Disease mechanism for osteopetrosis

Answer 9

• Autosomal recessive= Null variants lead to loss of chloride channel function
• Autosomal dominant= variants cause incomplete inactivation of chloride channel so reduced conductance. More variants causing AD form are in CBS-domains. Target for siRNA to silence affected allele. Less severe than AR form.

Question 10

Review myotonia congenita

Answer 10

• Most common genetic skeletal muscle ion channelopathy.
• Characterised by muscle stiffness and inability to contract after voluntary contraction.
• Mutations in CLCN1- encoding skeletal muscle voltage-gated chloride channel.
• Exists as a homodimer

Question 11

Disease mechanism for myotonia congenita

Answer 11

• Channel helps stabilise the cell’s electrical charge, to prevent muscles from contracting abnormally.
• Autosomal recessive= Loss of function through NMD (nonsense vars), impaired transport to membrane or inability to form dimers.
• Autosomal dominant= Inactive channel dimers contain WT and mutant CLCN1 protein.
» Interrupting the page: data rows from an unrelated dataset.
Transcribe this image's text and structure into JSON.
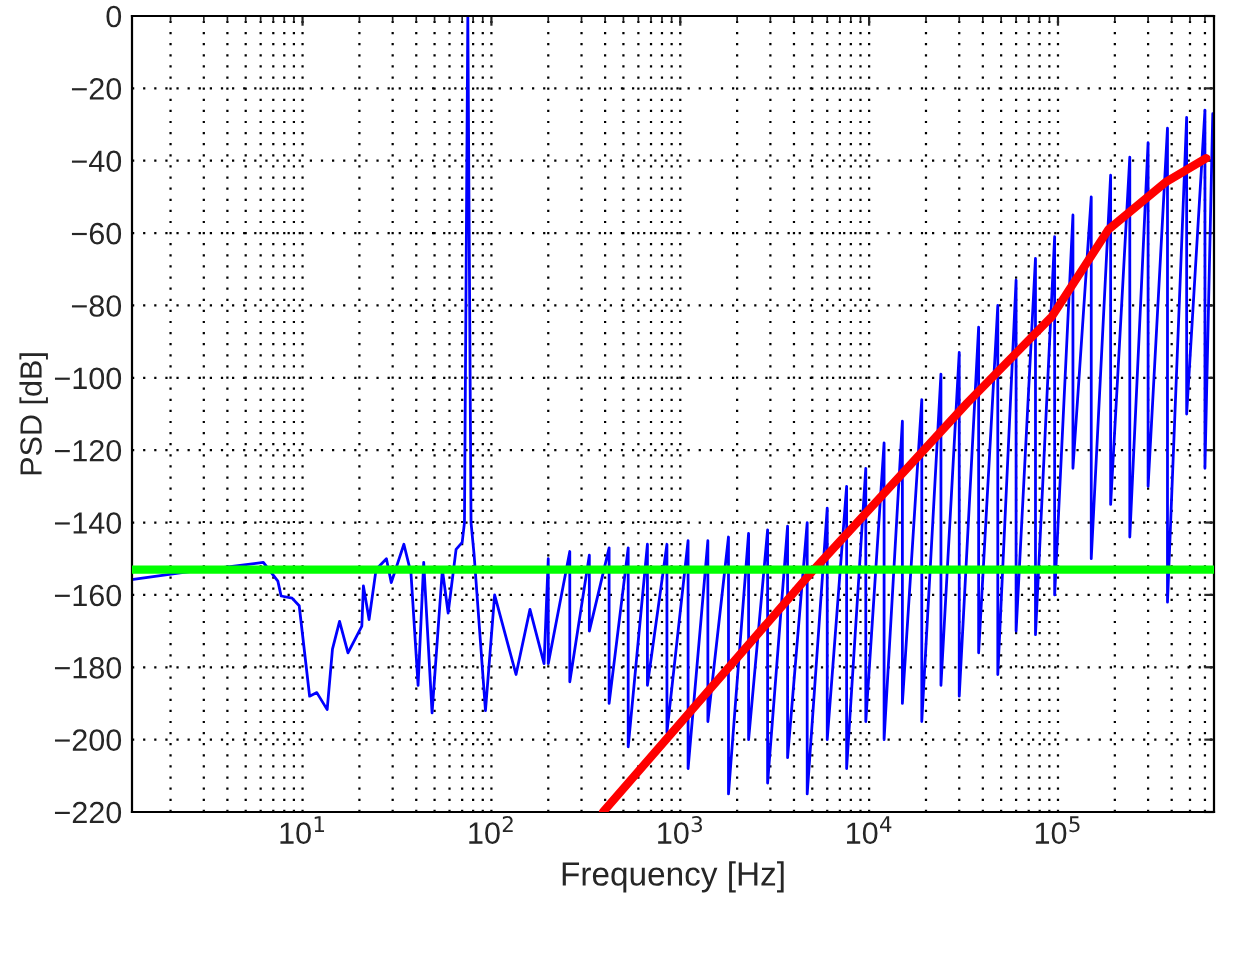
{
  "chart_data": {
    "type": "line",
    "xlabel": "Frequency [Hz]",
    "ylabel": "PSD [dB]",
    "log": "x",
    "xlim": [
      1.25,
      670000
    ],
    "ylim": [
      -220,
      0
    ],
    "xticks": [
      {
        "value": 10,
        "label": "10$^{1}$"
      },
      {
        "value": 100,
        "label": "10$^{2}$"
      },
      {
        "value": 1000,
        "label": "10$^{3}$"
      },
      {
        "value": 10000,
        "label": "10$^{4}$"
      },
      {
        "value": 100000,
        "label": "10$^{5}$"
      }
    ],
    "yticks": [
      {
        "value": -220,
        "label": "−220"
      },
      {
        "value": -200,
        "label": "−200"
      },
      {
        "value": -180,
        "label": "−180"
      },
      {
        "value": -160,
        "label": "−160"
      },
      {
        "value": -140,
        "label": "−140"
      },
      {
        "value": -120,
        "label": "−120"
      },
      {
        "value": -100,
        "label": "−100"
      },
      {
        "value": -80,
        "label": "−80"
      },
      {
        "value": -60,
        "label": "−60"
      },
      {
        "value": -40,
        "label": "−40"
      },
      {
        "value": -20,
        "label": "−20"
      },
      {
        "value": 0,
        "label": "0"
      }
    ],
    "grid": true,
    "marker": "none",
    "line_style": "solid",
    "series": [
      {
        "color": "#0000ff",
        "x": [
          1.27,
          2.35,
          4.45,
          6.2,
          7.4,
          7.7,
          8.8,
          9.6,
          10.9,
          11.9,
          13.5,
          14.4,
          15.7,
          17.4,
          20.6,
          21,
          22.5,
          24.5,
          27.8,
          29.5,
          34.4,
          37.5,
          40.9,
          43.8,
          48.5,
          55,
          59,
          65,
          70,
          72,
          75,
          78,
          81,
          93,
          104,
          135,
          160,
          190,
          200,
          200,
          260,
          260,
          330,
          330,
          420,
          420,
          530,
          530,
          670,
          670,
          850,
          850,
          1100,
          1100,
          1400,
          1400,
          1800,
          1800,
          2300,
          2300,
          2900,
          2900,
          3700,
          3700,
          4700,
          4700,
          6000,
          6000,
          7600,
          7600,
          9600,
          9600,
          12000,
          12000,
          15000,
          15000,
          19000,
          19000,
          24000,
          24000,
          30000,
          30000,
          38000,
          38000,
          48000,
          48000,
          60000,
          60000,
          76000,
          76000,
          96000,
          96000,
          120000,
          120000,
          150000,
          150000,
          190000,
          190000,
          240000,
          240000,
          300000,
          300000,
          380000,
          380000,
          480000,
          480000,
          600000,
          600000,
          660000
        ],
        "values": [
          -155.7,
          -153.8,
          -152,
          -151,
          -156.2,
          -160.3,
          -160.9,
          -163,
          -188,
          -187,
          -191.7,
          -175,
          -167.3,
          -176,
          -168.6,
          -157.5,
          -166.8,
          -153,
          -150,
          -156.6,
          -146,
          -154,
          -185,
          -151,
          -192.6,
          -153,
          -165,
          -147.4,
          -145.5,
          -140,
          0,
          -140,
          -149,
          -192,
          -160,
          -182,
          -164,
          -179,
          -150,
          -179,
          -148,
          -184,
          -149,
          -170,
          -147,
          -190,
          -147,
          -202,
          -146,
          -185,
          -146,
          -198,
          -145,
          -208,
          -145,
          -195,
          -144,
          -215,
          -143,
          -200,
          -142,
          -212,
          -141,
          -205,
          -140,
          -215,
          -136,
          -200,
          -130,
          -208,
          -125,
          -195,
          -118,
          -200,
          -112,
          -190,
          -106,
          -195,
          -99,
          -185,
          -93,
          -188,
          -86,
          -176,
          -80,
          -182,
          -73,
          -170,
          -67,
          -171,
          -61,
          -160,
          -55,
          -125,
          -50,
          -150,
          -44,
          -135,
          -39,
          -144,
          -35,
          -130,
          -31,
          -162,
          -28,
          -110,
          -26,
          -125,
          -27
        ]
      },
      {
        "color": "#ff0000",
        "x": [
          390,
          5100,
          33000,
          93000,
          185000,
          370000,
          610000
        ],
        "values": [
          -220,
          -153,
          -107,
          -83,
          -59,
          -46,
          -39.3
        ]
      }
    ],
    "ref_lines": [
      {
        "axis": "y",
        "value": -153,
        "color": "#00ff00"
      }
    ]
  }
}
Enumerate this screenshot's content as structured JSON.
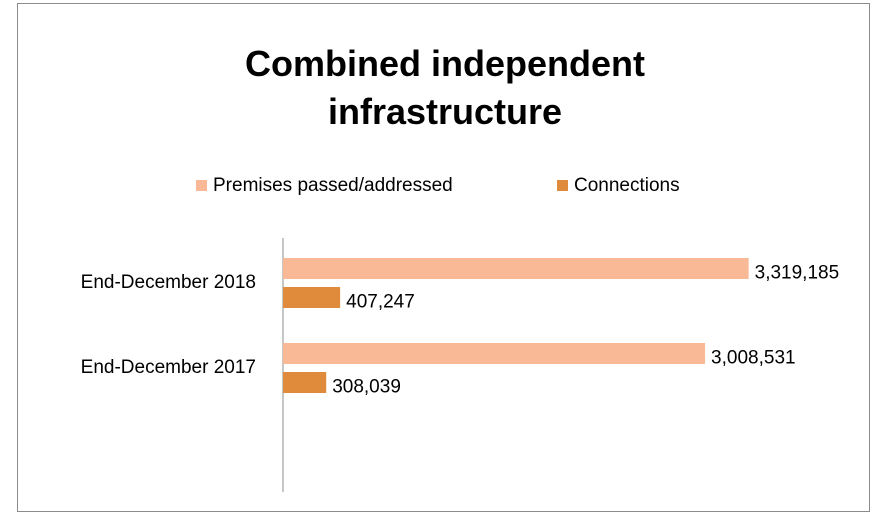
{
  "chart_data": {
    "type": "bar",
    "orientation": "horizontal",
    "title": "Combined independent infrastructure",
    "categories": [
      "End-December 2018",
      "End-December 2017"
    ],
    "series": [
      {
        "name": "Premises passed/addressed",
        "color": "#f9b896",
        "values": [
          3319185,
          3008531
        ],
        "value_labels": [
          "3,319,185",
          "3,008,531"
        ]
      },
      {
        "name": "Connections",
        "color": "#e08a3c",
        "values": [
          407247,
          308039
        ],
        "value_labels": [
          "407,247",
          "308,039"
        ]
      }
    ],
    "xlim": [
      0,
      3500000
    ],
    "legend": "top"
  }
}
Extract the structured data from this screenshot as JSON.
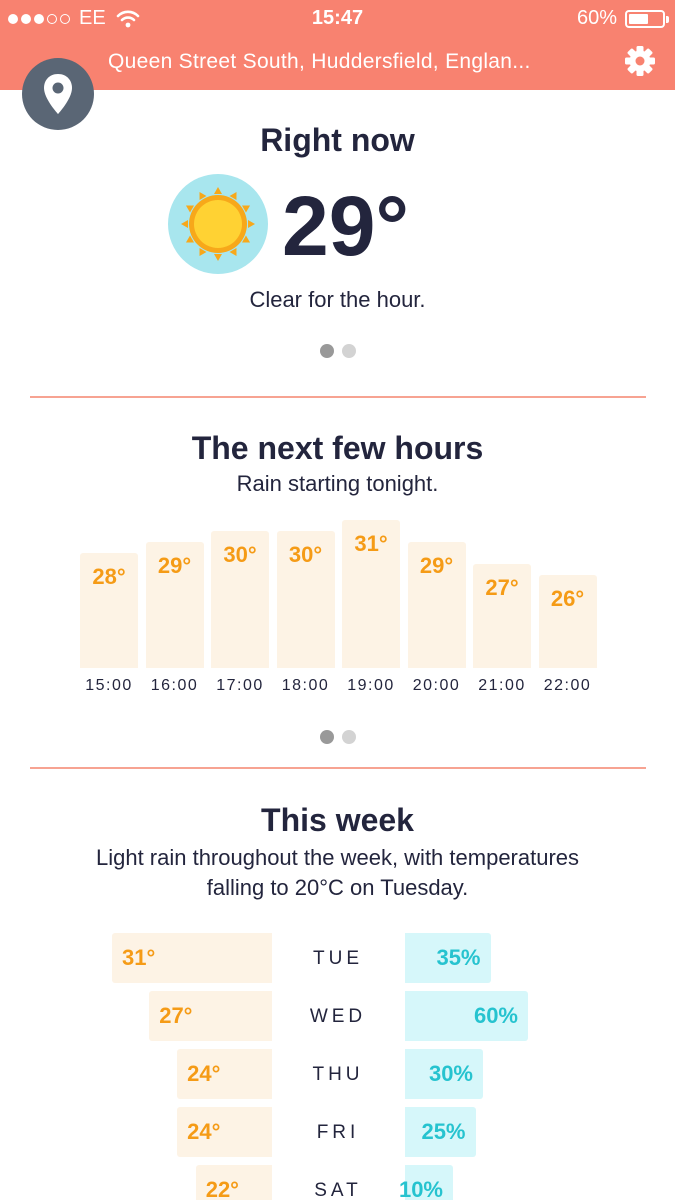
{
  "status_bar": {
    "carrier": "EE",
    "signal_bars": 3,
    "time": "15:47",
    "battery_percent": "60%",
    "battery_level": 0.6
  },
  "header": {
    "location": "Queen Street South, Huddersfield, Englan...",
    "settings_icon": "gear-icon",
    "location_icon": "location-pin-icon"
  },
  "colors": {
    "header": "#f88270",
    "text": "#23253d",
    "temp": "#f59b16",
    "rain": "#26c3cf",
    "temp_bar": "#fdf3e5",
    "rain_bar": "#d6f7fa"
  },
  "right_now": {
    "title": "Right now",
    "temperature": "29°",
    "summary": "Clear for the hour.",
    "icon": "sun-icon"
  },
  "next_hours": {
    "title": "The next few hours",
    "summary": "Rain starting tonight.",
    "hours": [
      {
        "time": "15:00",
        "temp": "28°",
        "value": 28
      },
      {
        "time": "16:00",
        "temp": "29°",
        "value": 29
      },
      {
        "time": "17:00",
        "temp": "30°",
        "value": 30
      },
      {
        "time": "18:00",
        "temp": "30°",
        "value": 30
      },
      {
        "time": "19:00",
        "temp": "31°",
        "value": 31
      },
      {
        "time": "20:00",
        "temp": "29°",
        "value": 29
      },
      {
        "time": "21:00",
        "temp": "27°",
        "value": 27
      },
      {
        "time": "22:00",
        "temp": "26°",
        "value": 26
      }
    ]
  },
  "this_week": {
    "title": "This week",
    "summary_line1": "Light rain throughout the week, with temperatures",
    "summary_line2": "falling to 20°C on Tuesday.",
    "days": [
      {
        "day": "TUE",
        "temp": "31°",
        "temp_value": 31,
        "rain": "35%",
        "rain_value": 35
      },
      {
        "day": "WED",
        "temp": "27°",
        "temp_value": 27,
        "rain": "60%",
        "rain_value": 60
      },
      {
        "day": "THU",
        "temp": "24°",
        "temp_value": 24,
        "rain": "30%",
        "rain_value": 30
      },
      {
        "day": "FRI",
        "temp": "24°",
        "temp_value": 24,
        "rain": "25%",
        "rain_value": 25
      },
      {
        "day": "SAT",
        "temp": "22°",
        "temp_value": 22,
        "rain": "10%",
        "rain_value": 10
      }
    ]
  }
}
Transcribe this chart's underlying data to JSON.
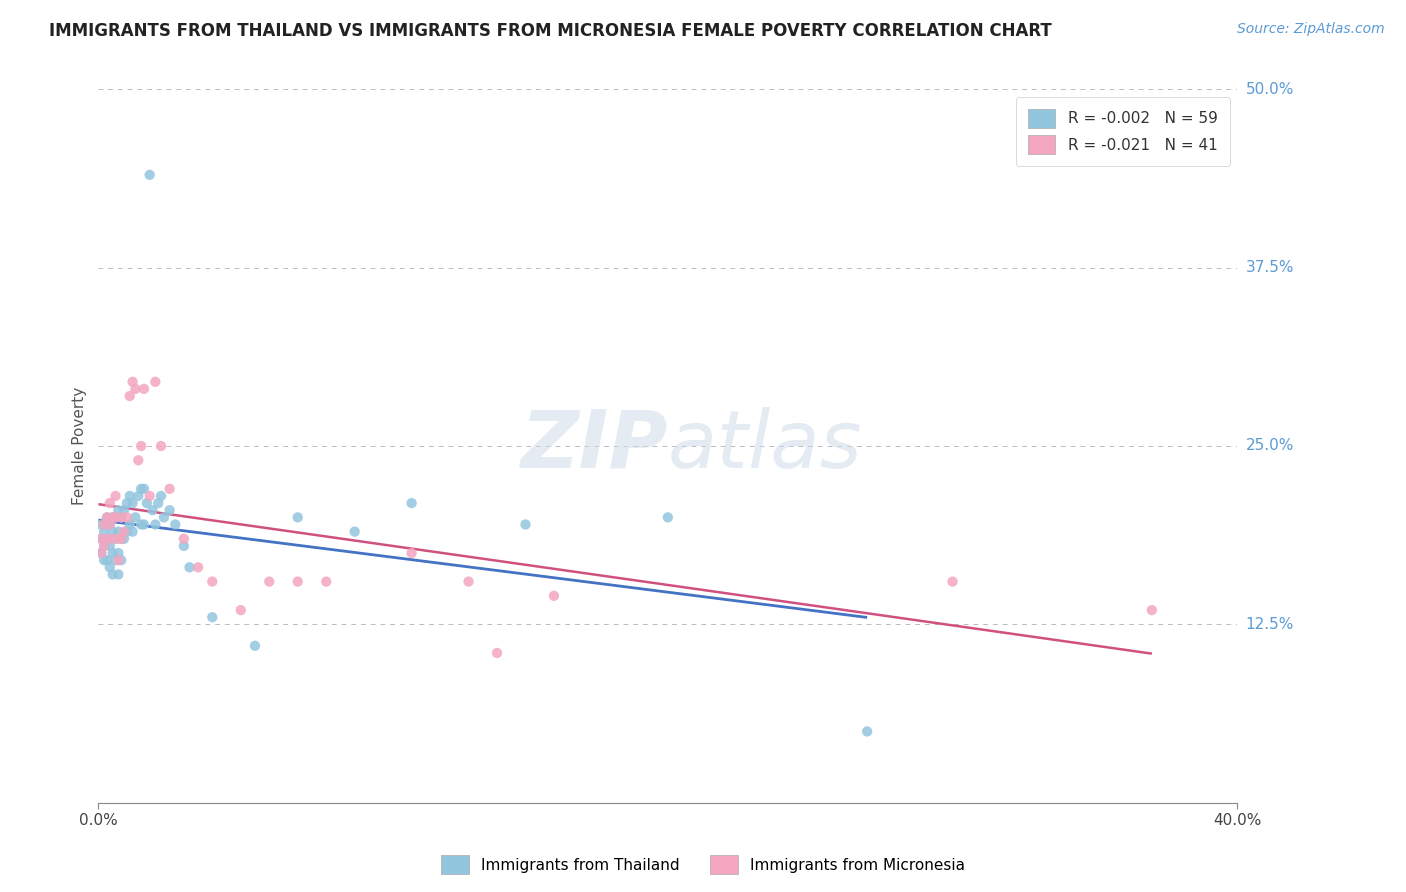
{
  "title": "IMMIGRANTS FROM THAILAND VS IMMIGRANTS FROM MICRONESIA FEMALE POVERTY CORRELATION CHART",
  "source": "Source: ZipAtlas.com",
  "ylabel": "Female Poverty",
  "legend_r1": "R = -0.002   N = 59",
  "legend_r2": "R = -0.021   N = 41",
  "legend_label1": "Immigrants from Thailand",
  "legend_label2": "Immigrants from Micronesia",
  "color_thailand": "#92C5DE",
  "color_micronesia": "#F4A6C0",
  "color_line_thailand": "#4472C4",
  "color_line_micronesia": "#D05080",
  "background_color": "#FFFFFF",
  "grid_color": "#BBBBBB",
  "xlim": [
    0.0,
    0.4
  ],
  "ylim": [
    0.0,
    0.5
  ],
  "thailand_x": [
    0.001,
    0.001,
    0.001,
    0.002,
    0.002,
    0.002,
    0.003,
    0.003,
    0.003,
    0.004,
    0.004,
    0.004,
    0.005,
    0.005,
    0.005,
    0.005,
    0.006,
    0.006,
    0.006,
    0.007,
    0.007,
    0.007,
    0.007,
    0.008,
    0.008,
    0.008,
    0.009,
    0.009,
    0.01,
    0.01,
    0.011,
    0.011,
    0.012,
    0.012,
    0.013,
    0.014,
    0.015,
    0.015,
    0.016,
    0.016,
    0.017,
    0.018,
    0.019,
    0.02,
    0.021,
    0.022,
    0.023,
    0.025,
    0.027,
    0.03,
    0.032,
    0.04,
    0.055,
    0.07,
    0.09,
    0.11,
    0.15,
    0.2,
    0.27
  ],
  "thailand_y": [
    0.195,
    0.185,
    0.175,
    0.19,
    0.18,
    0.17,
    0.2,
    0.185,
    0.17,
    0.195,
    0.18,
    0.165,
    0.2,
    0.19,
    0.175,
    0.16,
    0.2,
    0.185,
    0.17,
    0.205,
    0.19,
    0.175,
    0.16,
    0.2,
    0.185,
    0.17,
    0.205,
    0.185,
    0.21,
    0.19,
    0.215,
    0.195,
    0.21,
    0.19,
    0.2,
    0.215,
    0.22,
    0.195,
    0.22,
    0.195,
    0.21,
    0.44,
    0.205,
    0.195,
    0.21,
    0.215,
    0.2,
    0.205,
    0.195,
    0.18,
    0.165,
    0.13,
    0.11,
    0.2,
    0.19,
    0.21,
    0.195,
    0.2,
    0.05
  ],
  "micronesia_x": [
    0.001,
    0.001,
    0.002,
    0.002,
    0.003,
    0.003,
    0.004,
    0.004,
    0.005,
    0.005,
    0.006,
    0.006,
    0.007,
    0.007,
    0.008,
    0.008,
    0.009,
    0.01,
    0.011,
    0.012,
    0.013,
    0.014,
    0.015,
    0.016,
    0.018,
    0.02,
    0.022,
    0.025,
    0.03,
    0.035,
    0.04,
    0.05,
    0.06,
    0.07,
    0.08,
    0.11,
    0.13,
    0.14,
    0.16,
    0.3,
    0.37
  ],
  "micronesia_y": [
    0.185,
    0.175,
    0.195,
    0.18,
    0.2,
    0.185,
    0.21,
    0.195,
    0.2,
    0.185,
    0.215,
    0.2,
    0.185,
    0.17,
    0.2,
    0.185,
    0.19,
    0.2,
    0.285,
    0.295,
    0.29,
    0.24,
    0.25,
    0.29,
    0.215,
    0.295,
    0.25,
    0.22,
    0.185,
    0.165,
    0.155,
    0.135,
    0.155,
    0.155,
    0.155,
    0.175,
    0.155,
    0.105,
    0.145,
    0.155,
    0.135
  ]
}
Less common and less severe than AR. Dominant variants are more common at dimer interface.

Question 12

Disease mechanism for TP53

Answer 12

• Functional inactivation of tumour suppressor p53 is a feature of human cancer.
• p53 is recruited to sites of DNA damage and acts as a transcription factor to change gene expression to promote apoptosis or cell cycle arrest.
• 74% of p53 mutations are missense and occuring in DNA-binding domain.
• p53 variants may cause cancer by exerting a dominant negative effect on wild-type p53. p53 dimers form a tetramer which binds to DNA. Mutant and WT tetramers have impaired DNA binding or transcriptional activity.

Question 13

Review marfan syndrome

Answer 13

• Connective tissue disorder where morbidity and mortality results from aortic aneurysm and dissection.
• Mutations in FBN1 gene
• Encodes fibrillin-1 which has a structural role in the wall of large arteries.

Question 14

Disease mechanism in marfan syndrome

Answer 14

• Haploinsufficient= Nonsense/ frameshift variants that lead to NMD. Decreased amounts of fibrillin-1 leads to thinner matrix in the vasculature, decreasing aortic wall strength. Increased risk of cardiovascular death than dominant negative variants. More responsive to Losartan therapy for inhibition of aortic root dilatation.
• Dominant negative (usually cysteine substitutions). Variants result in a stable but altered variant protein. Disturbed interaction between WT and mutant proteins, leading to disorganised extracellular matrix. Leads to more ectopia lentis.